Was Sie bei Ihrer Ankunft erwartet

So läuft es ab, wenn ein Schlaganfallpatient in die Notaufnahme des UNMH eingeliefert wird:

  • Schritt 1: Sofortige Triage — Sie werden sofort behandelt – Schlaganfallpatienten warten nicht. Es wird ein „Schlaganfall-Notfall“ ausgelöst.
  • Schritt 2: Schnelle Bildgebung — Innerhalb weniger Minuten wird eine Computertomographie (CT) des Gehirns durchgeführt, um die Art des Schlaganfalls zu bestätigen und das betroffene Blutgefäß zu identifizieren. In vielen Fällen wird zusätzlich eine Perfusions-CT oder eine Magnetresonanztomographie (MRT) durchgeführt, um zu beurteilen, wie viel Hirngewebe noch zu retten ist.
  • Schritt 3: Teambewertung — Das Schlaganfallteam – bestehend aus einem Gefäßneurologen und, falls erforderlich, einem neurointerventionellen Spezialisten – prüft Ihre Bildgebung und Ihre Krankengeschichte, um den schnellsten und sichersten Behandlungsplan zu ermitteln.
  • Schritt 4: Die Behandlung beginnt — Wenn Sie für eine TNK-Therapie in Frage kommen, wird diese sofort verabreicht. Falls eine Thrombektomie erforderlich ist, wird das neurointerventionelle Team gleichzeitig alarmiert, sodass es zu keiner Verzögerung zwischen der Thrombolyse und dem Eingriff kommt.
  • Schritt 5: Neurointensivpflege — Nach der Behandlung werden Sie auf unserer neurointensivmedizinischen Station oder Schlaganfallstation engmaschig überwacht, wo auf die Behandlung von Erkrankungen des Gehirns und des Nervensystems spezialisierte Pflegekräfte und Ärzte Ihre Genesung rund um die Uhr begleiten.
  • Schritt 6: Schlaganfalldiagnostik und -prävention — Während Sie sich erholen, untersucht unser Team die Ursache Ihres Schlaganfalls – mittels Herzüberwachung, Gefäßbildgebung und Bluttests –, damit wir die richtige Präventionsstrategie einleiten können, bevor Sie das Krankenhaus verlassen. 

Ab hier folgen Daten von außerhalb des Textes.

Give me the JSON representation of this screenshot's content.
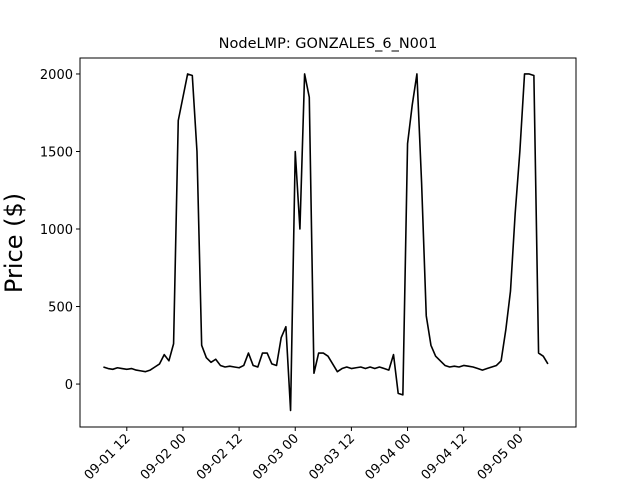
{
  "chart_data": {
    "type": "line",
    "title": "NodeLMP: GONZALES_6_N001",
    "ylabel": "Price ($)",
    "x": [
      "09-01 07",
      "09-01 08",
      "09-01 09",
      "09-01 10",
      "09-01 11",
      "09-01 12",
      "09-01 13",
      "09-01 14",
      "09-01 15",
      "09-01 16",
      "09-01 17",
      "09-01 18",
      "09-01 19",
      "09-01 20",
      "09-01 21",
      "09-01 22",
      "09-01 23",
      "09-02 00",
      "09-02 01",
      "09-02 02",
      "09-02 03",
      "09-02 04",
      "09-02 05",
      "09-02 06",
      "09-02 07",
      "09-02 08",
      "09-02 09",
      "09-02 10",
      "09-02 11",
      "09-02 12",
      "09-02 13",
      "09-02 14",
      "09-02 15",
      "09-02 16",
      "09-02 17",
      "09-02 18",
      "09-02 19",
      "09-02 20",
      "09-02 21",
      "09-02 22",
      "09-02 23",
      "09-03 00",
      "09-03 01",
      "09-03 02",
      "09-03 03",
      "09-03 04",
      "09-03 05",
      "09-03 06",
      "09-03 07",
      "09-03 08",
      "09-03 09",
      "09-03 10",
      "09-03 11",
      "09-03 12",
      "09-03 13",
      "09-03 14",
      "09-03 15",
      "09-03 16",
      "09-03 17",
      "09-03 18",
      "09-03 19",
      "09-03 20",
      "09-03 21",
      "09-03 22",
      "09-03 23",
      "09-04 00",
      "09-04 01",
      "09-04 02",
      "09-04 03",
      "09-04 04",
      "09-04 05",
      "09-04 06",
      "09-04 07",
      "09-04 08",
      "09-04 09",
      "09-04 10",
      "09-04 11",
      "09-04 12",
      "09-04 13",
      "09-04 14",
      "09-04 15",
      "09-04 16",
      "09-04 17",
      "09-04 18",
      "09-04 19",
      "09-04 20",
      "09-04 21",
      "09-04 22",
      "09-04 23",
      "09-05 00",
      "09-05 01",
      "09-05 02",
      "09-05 03",
      "09-05 04",
      "09-05 05",
      "09-05 06"
    ],
    "series": [
      {
        "color": "#000000",
        "values": [
          110,
          100,
          95,
          105,
          100,
          95,
          100,
          90,
          85,
          80,
          90,
          110,
          130,
          190,
          150,
          260,
          1700,
          1850,
          2000,
          1990,
          1500,
          250,
          170,
          140,
          160,
          120,
          110,
          115,
          110,
          105,
          120,
          200,
          120,
          110,
          200,
          200,
          130,
          120,
          300,
          370,
          -170,
          1500,
          1000,
          2000,
          1850,
          70,
          200,
          200,
          180,
          130,
          80,
          100,
          110,
          100,
          105,
          110,
          100,
          110,
          100,
          110,
          100,
          90,
          190,
          -60,
          -70,
          1550,
          1800,
          2000,
          1300,
          440,
          250,
          180,
          150,
          120,
          110,
          115,
          110,
          120,
          115,
          110,
          100,
          90,
          100,
          110,
          120,
          150,
          350,
          600,
          1100,
          1500,
          2000,
          2000,
          1990,
          200,
          180,
          130
        ]
      }
    ],
    "xlim": [
      "09-01 02",
      "09-05 12"
    ],
    "xticks": [
      "09-01 12",
      "09-02 00",
      "09-02 12",
      "09-03 00",
      "09-03 12",
      "09-04 00",
      "09-04 12",
      "09-05 00"
    ],
    "ylim": [
      -277,
      2103
    ],
    "yticks": [
      0,
      500,
      1000,
      1500,
      2000
    ]
  }
}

Für Familien:  Angehörige und Pflegepersonen: Wenn Ihr Angehöriger wegen eines Schlaganfalls behandelt wird, hält Sie ein Mitglied unseres Teams während des gesamten Prozesses auf dem Laufenden. Fragen Sie die zuständige Pflegekraft oder den Sozialarbeiter nach Wartebereichen für Angehörige und Unterstützungsangeboten. Unsere Schlaganfallkoordinatoren stehen Ihnen ebenfalls für Fragen zur Verfügung.

UNMH: New Mexicos umfassendes Schlaganfallzentrum

Als einziges umfassendes Schlaganfallzentrum in New Mexico verfügt das UNMH über die Expertise und die Technologie, um die fortschrittlichste Akutbehandlung von Schlaganfällen anzubieten – darunter Thrombolyse mit erweitertem Zeitfenster, mechanische Thrombektomie rund um die Uhr und das gesamte Spektrum der neurointensivmedizinischen Versorgung. Unser Team behandelt jährlich etwa 800 Schlaganfallpatienten und verfügt daher über die Erfahrung und die Systeme, um auch unter Druck präzise zu handeln.

Wenn Sie oder jemand in Ihrem Umfeld einen Schlaganfall erleidet, rufen Sie sofort den Notruf (911). Fahren Sie nicht Auto. Zeit ist Gehirn – jede Minute zählt.